The museum itself is a collection of old, interconnected buildings.  Well, the museum got $325 million dollars together, and they plan to take down three of their buildings and replace them with an architectural monstrosity.  They plan to pour tons of concrete to make it look like a set from the original Planet of the Apes movie.

The outside will look like a spaceship, totally incongruous with the buildings around it.

The idea behind this is to give more room to show the museum's many exhibits.  But by constructing  a space with big, soaring ceilings, the museum is trading away several floors' worth of space that could show more exhibits.  I think most museum goers would give up a fancy Planet of  the Apes lobby with high ceilings in favor of space for several hundred more exhibits.

The museum did the same thing when they tore down the old Hayden Planetarium and replaced it with the "Rose Center for Earth and Space," a giant cube in a giant glass box.  Most of that area is now an empty space, trading practical exhibit space for "architectural wonder."  That giant space houses only a small number of unimpressive exhibits on the bottom level.
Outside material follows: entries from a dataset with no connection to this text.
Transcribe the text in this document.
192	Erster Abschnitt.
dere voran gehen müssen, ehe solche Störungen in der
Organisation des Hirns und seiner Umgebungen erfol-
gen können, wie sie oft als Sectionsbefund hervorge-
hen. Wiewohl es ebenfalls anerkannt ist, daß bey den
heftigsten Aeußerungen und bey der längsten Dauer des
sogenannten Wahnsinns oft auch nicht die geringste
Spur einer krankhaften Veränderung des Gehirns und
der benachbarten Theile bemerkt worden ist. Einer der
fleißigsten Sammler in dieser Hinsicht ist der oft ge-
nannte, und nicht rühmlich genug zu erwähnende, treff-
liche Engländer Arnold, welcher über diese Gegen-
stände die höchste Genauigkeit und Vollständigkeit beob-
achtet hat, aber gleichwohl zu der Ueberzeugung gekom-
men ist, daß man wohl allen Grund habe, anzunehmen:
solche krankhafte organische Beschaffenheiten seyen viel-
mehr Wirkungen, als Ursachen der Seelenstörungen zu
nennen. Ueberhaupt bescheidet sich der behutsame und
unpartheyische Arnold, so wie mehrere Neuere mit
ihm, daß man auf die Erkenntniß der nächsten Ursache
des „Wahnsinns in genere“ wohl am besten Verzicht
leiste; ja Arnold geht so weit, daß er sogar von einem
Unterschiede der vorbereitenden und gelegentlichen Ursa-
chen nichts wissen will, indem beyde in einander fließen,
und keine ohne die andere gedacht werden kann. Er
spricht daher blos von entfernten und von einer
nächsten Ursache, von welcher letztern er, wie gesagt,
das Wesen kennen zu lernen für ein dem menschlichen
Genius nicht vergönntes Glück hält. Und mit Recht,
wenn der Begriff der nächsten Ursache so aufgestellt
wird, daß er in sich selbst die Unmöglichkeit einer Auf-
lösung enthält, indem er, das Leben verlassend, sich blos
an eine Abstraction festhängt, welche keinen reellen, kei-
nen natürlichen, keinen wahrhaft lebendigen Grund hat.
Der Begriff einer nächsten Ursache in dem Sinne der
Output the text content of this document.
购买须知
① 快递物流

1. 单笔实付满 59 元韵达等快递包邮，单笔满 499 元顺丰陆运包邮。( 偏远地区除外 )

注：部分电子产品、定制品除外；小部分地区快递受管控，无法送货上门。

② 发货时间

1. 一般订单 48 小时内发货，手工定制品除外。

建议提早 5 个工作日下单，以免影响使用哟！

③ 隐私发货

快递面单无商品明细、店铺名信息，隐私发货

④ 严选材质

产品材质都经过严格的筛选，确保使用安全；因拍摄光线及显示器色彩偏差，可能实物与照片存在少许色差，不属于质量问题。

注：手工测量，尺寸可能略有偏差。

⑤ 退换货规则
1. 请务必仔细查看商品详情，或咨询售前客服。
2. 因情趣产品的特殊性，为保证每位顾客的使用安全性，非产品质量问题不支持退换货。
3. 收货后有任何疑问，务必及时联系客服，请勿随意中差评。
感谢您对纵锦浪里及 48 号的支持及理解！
I blame liberalism for this.  Liberals are responsible for perverting not just economics and cultural norms, but also the arts, including architecture.  Every time liberals design something like a train station or a terminal, they design a huge structure like a modern-day pharaoh's palace instead of what's most practical.  It reminds me of the recent story of the government spending $4 billion on La Guardia airport but doing nothing about flight delays.  There's a total lack of a sense of priorities.

In this case, much of the money is privately raised, but not all of it.  The museum whines about getting 100,000 new objects added to its collection a year, but this $325-million Planet of the Apes fantasy won't even make a dent in it.